Don't wait until graduation to get 'stoned'

Powerful Mpat

Mpatanishi Tayari

I remember moving into Alice Lloyd dormitory for the first time three years ago. As a first-year student, the University campus was new to me and I knew few people coming in. Although beginning a new and independent life from my family was exciting, it was scary at the same time. It took our entourage nearly 45 minutes to get from Stockwell Hall to Lloyd and that particular trip, alone, made the University seem even larger and more imposing than ever.

The rain that day bore a gloomy disposition to "move-in day." A day that will always be remembered as the first day of my crazy life.

As a senior, today, I look back over subsequent years at the University and find myself choking back tears.
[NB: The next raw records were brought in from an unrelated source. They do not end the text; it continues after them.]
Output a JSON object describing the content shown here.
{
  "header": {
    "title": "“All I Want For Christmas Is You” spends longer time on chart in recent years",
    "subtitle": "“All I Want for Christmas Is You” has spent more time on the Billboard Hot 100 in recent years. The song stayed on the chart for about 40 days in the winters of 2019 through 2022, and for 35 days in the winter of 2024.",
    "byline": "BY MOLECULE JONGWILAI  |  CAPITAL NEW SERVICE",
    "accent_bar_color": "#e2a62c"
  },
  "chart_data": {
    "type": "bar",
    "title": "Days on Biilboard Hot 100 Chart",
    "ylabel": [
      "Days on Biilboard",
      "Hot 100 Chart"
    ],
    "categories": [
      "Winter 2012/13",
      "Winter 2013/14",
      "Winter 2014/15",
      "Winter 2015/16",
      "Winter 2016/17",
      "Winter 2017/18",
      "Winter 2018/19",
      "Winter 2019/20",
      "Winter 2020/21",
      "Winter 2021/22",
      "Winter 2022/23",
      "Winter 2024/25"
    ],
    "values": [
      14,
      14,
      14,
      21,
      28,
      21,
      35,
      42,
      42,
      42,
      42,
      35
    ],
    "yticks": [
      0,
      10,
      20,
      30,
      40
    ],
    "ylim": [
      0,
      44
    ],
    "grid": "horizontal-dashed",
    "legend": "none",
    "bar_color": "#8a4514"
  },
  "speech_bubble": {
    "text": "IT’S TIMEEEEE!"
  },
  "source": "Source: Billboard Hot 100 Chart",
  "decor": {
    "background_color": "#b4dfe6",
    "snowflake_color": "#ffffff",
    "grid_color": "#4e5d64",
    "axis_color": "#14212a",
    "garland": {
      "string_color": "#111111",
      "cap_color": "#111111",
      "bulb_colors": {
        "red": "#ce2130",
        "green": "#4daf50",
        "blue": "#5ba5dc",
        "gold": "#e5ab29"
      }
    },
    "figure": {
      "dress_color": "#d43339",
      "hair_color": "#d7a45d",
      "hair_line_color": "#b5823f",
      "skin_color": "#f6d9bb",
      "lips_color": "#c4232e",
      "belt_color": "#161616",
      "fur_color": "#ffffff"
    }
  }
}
Everyone always says that college years are the best of your life, and it seems as if I spent most of my time worrying whether or not I was making the best of my time here.

A few days ago I was compelled to reread an essay that was introduced to me by one of my colleagues. It was a self-told tale about a man who, for reasons unknown to him, found his way back to his alma matter after several years of dire avoidance. The writer remembered his first day at college as being traumatic, and subsequent years as being "punctuated by adversity." After graduation, Dennis Ernst didn't care if he ever returned.

Ernst was actually driving to another destination when he found himself back on campus. "Why am I here?" he asked himself. As the befuddled alum looked around his old stomping grounds 10 years later, he began to recognize a beauty that was never before noticed amidst running to classes and dodging people on the way to the library.

And then he knew. He noticed "The Rock" sitting directly in front of him.

"The Rock" was a four-foot-tall boulder similar to the one we have here at the University. At the college Ernst attended, however, it was described as "a campus symbol of pranks and high jinks"; it was where late-night pranksters would paint obscenities or political statements, tar and feather, or even tee-pee the object.

But years later, Dennis Ernst was taunted by an object that reminded him of all that he had missed during his college years. It is because of Ernst's regretful memories that I encourage first-year students - and others - to make it a priority to get the most out of your college experience.

It is during these four or five years (or more) that you not only grow through academic success, but also through community involvement and building lifelong friendships.

If one of your friends is in theater, don't turn down opportunities to go to his or her performances. As Dennis Ernst looked around his alma mater, he noticed the athletic field where football and intramural games occurred without him. Instead, he went home on weekends. In the spring his fraternity had annual picnics, but he always found something to study instead.

Similarly, don't let these Michigan years pass without singing "Hail To The Victors" at least once during basketball season. Or make time to visit Michigan Union parties when Black Greeks are "steppin." Years later, Dennis regrets knowing "a lot of equations, but not many students." Or memorizing "formulas, but forgetting to have fun." Dennis Ernst also never painted his rock.

Alternately, there are several people who have painted their own rocks in their lifetime. Specifically, I remember and respect my recently deceased and dearly loved grandmother for all she had accomplished through her 90 years of life. Mama Thelma Garrett helped me realize the importance and virtues of selfless acts of involvement and commitment. I think people like my grandmother, who have lived full and colorful lives, are the soundest of us all.

Dennis Ernst went back to his alma mater to encompass this "soundness" and "add color to a ... gray fragment of (his) life." And so, according to Ernst, it took 10 years for him to realize that he had not taken the several opportunities to grow outside the classroom while he was in college.

Consequently, "The Rock" got a fresh coat of paint from an alum late that night.

As we leave behind the third week of classes, and students are inundated with adjustment issues, I hope that students remember the multifaceted aspects of University life that are shown every day through such things as Festifall (which will take place tomorrow), football games, frat parties and others. In essence, don't wait for the rock to hit you.